According to military historian Gaylord Kelshall, writing in U-Boat War in the Caribbean:

“Waller Field was to have its moment in world history. The massive movement of troops from the US and from Europe, ultimately to the Pacific theatre of war, was routed through Waller Field. It was at that time the largest airlift ever attempted. Just as Chaguaramas in 1943 had become one of the largest naval bases in the world, Waller Field was now the largest air base.”

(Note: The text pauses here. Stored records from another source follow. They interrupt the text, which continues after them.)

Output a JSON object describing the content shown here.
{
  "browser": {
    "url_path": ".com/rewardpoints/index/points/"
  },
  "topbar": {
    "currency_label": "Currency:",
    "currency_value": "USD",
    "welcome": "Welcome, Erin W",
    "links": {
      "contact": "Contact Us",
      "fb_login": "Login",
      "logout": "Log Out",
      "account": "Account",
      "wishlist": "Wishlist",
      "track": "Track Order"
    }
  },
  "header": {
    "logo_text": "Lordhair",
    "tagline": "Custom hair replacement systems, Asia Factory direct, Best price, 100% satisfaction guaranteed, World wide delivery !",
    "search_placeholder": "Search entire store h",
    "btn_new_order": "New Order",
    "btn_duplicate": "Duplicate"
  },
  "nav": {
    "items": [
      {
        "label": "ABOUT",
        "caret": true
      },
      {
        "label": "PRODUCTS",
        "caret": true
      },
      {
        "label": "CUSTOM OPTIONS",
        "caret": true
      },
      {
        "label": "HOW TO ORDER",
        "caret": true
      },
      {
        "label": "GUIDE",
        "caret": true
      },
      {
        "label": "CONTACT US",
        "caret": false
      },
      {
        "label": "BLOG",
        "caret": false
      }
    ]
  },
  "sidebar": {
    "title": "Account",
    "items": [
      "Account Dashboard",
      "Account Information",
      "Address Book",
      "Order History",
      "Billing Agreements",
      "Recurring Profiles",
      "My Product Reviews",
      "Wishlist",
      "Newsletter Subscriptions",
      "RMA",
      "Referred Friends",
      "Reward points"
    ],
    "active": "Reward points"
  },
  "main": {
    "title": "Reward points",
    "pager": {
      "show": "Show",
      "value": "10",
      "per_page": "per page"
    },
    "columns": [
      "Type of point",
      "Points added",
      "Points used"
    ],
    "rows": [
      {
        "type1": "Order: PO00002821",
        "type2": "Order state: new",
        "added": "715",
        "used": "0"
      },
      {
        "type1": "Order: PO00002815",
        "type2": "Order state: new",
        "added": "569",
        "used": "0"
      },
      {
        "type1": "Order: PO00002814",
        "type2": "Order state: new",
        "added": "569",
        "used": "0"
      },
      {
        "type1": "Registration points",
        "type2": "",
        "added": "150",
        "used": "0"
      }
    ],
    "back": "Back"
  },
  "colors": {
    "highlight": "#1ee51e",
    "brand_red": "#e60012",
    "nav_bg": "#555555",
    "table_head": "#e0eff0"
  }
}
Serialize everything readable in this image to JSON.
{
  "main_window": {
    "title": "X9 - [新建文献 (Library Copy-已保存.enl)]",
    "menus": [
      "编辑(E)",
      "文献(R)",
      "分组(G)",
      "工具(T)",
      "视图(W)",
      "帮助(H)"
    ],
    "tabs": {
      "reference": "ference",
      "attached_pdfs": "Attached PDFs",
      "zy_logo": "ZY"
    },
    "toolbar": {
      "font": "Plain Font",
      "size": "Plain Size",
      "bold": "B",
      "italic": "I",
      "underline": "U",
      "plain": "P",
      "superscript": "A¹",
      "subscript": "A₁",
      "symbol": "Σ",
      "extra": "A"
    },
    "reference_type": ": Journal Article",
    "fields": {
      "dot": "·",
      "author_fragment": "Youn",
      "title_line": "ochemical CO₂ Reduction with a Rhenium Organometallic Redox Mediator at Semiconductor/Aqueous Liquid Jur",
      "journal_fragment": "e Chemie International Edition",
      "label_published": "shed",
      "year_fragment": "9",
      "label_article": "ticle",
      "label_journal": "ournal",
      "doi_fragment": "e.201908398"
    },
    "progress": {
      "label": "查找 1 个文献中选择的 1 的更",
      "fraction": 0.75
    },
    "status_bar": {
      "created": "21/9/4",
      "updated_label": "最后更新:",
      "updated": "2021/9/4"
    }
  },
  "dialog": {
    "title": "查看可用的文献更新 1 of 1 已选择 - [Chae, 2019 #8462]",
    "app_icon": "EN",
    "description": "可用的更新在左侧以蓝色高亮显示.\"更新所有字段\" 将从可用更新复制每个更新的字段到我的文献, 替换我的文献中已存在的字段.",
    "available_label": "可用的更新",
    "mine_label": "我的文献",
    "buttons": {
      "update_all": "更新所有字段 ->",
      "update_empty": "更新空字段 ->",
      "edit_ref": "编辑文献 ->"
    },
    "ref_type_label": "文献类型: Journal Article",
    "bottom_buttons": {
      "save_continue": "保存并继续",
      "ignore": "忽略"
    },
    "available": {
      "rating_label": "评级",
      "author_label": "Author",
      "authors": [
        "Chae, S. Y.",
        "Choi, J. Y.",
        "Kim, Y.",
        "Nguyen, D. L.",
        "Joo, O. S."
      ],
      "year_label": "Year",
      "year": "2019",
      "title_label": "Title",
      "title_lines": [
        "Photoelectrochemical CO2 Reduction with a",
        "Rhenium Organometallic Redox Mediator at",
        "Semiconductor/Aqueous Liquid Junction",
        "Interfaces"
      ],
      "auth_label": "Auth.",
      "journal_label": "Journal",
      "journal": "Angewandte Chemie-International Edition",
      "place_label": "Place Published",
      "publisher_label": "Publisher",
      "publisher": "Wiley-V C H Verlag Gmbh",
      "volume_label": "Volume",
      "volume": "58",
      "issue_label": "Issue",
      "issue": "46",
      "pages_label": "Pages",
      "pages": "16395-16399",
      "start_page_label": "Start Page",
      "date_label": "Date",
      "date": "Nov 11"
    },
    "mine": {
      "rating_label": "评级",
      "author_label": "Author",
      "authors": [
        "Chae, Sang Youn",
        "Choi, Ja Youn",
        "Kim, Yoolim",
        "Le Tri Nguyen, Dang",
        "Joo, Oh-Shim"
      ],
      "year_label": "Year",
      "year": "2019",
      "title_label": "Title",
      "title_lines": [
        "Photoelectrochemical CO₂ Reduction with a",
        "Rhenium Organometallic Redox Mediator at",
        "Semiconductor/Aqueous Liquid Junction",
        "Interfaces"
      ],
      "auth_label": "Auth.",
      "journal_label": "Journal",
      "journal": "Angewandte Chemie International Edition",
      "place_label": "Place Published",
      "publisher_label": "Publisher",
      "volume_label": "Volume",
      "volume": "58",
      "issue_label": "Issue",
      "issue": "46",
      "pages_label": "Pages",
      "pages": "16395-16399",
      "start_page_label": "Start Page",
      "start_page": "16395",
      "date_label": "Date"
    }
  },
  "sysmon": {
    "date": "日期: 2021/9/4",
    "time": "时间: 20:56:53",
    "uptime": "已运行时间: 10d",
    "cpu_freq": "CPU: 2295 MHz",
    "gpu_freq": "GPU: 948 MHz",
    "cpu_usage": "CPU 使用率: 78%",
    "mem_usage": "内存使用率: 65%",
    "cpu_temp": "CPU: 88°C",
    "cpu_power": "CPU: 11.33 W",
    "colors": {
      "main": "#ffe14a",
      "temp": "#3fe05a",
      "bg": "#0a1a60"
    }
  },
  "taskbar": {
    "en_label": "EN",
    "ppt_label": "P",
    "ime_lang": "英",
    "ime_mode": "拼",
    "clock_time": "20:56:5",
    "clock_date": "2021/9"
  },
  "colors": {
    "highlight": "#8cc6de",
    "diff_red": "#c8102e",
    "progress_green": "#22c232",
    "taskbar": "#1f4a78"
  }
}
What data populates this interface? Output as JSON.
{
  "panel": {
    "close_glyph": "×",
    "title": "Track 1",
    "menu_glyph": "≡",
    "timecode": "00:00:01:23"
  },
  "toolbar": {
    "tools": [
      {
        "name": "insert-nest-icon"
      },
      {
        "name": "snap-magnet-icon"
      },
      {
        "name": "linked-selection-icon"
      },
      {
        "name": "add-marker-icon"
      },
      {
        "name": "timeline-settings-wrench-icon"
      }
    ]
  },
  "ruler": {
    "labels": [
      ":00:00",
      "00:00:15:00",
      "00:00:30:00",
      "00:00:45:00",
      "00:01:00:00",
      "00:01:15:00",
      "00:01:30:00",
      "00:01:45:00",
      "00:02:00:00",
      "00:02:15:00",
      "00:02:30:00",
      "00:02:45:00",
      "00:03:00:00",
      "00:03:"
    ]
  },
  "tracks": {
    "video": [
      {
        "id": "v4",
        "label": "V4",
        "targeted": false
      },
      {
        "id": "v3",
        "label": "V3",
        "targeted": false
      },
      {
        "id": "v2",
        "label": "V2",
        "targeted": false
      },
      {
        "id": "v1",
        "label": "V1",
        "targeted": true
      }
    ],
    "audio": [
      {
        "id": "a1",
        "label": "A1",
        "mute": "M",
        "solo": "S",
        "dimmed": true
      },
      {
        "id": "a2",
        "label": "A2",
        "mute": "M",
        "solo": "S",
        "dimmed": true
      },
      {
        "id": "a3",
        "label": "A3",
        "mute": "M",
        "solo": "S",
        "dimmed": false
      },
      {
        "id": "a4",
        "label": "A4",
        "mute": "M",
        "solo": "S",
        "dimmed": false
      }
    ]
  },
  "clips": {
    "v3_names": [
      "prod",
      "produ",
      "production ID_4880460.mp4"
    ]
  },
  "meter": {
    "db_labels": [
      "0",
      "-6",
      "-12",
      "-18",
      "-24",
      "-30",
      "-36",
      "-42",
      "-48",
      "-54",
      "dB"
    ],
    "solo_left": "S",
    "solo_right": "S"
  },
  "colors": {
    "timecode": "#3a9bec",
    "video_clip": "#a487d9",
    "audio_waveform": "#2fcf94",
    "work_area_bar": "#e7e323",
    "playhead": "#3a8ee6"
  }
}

“The Waller Field airlift operation could not last long, but it became the model for the later Berlin airlift. By the end of 1945, although not abandoned, Waller Field was almost deserted. By 1949, the field was closed and began to fall into decay.”

That old airfield, decommissioned more than 60 years ago, is now being revived for an entirely new purpose.

About eTecK

Evolving TecKnologies and Enterprise Development Company Ltd (e TecK), a special-purpose state enterprise, is focused on developing new business in Trinidad and Tobago, particularly in thefledgling information communications and technology (ICT) andknowledge-based industries.

One aspect of its mandate is to develop light industrial parks to diversify Trinidad and Tobago’s non-energy sector. The company has also been responsible for managing the multi-million-dollar upgrade and expansion of the Hilton Trinidad.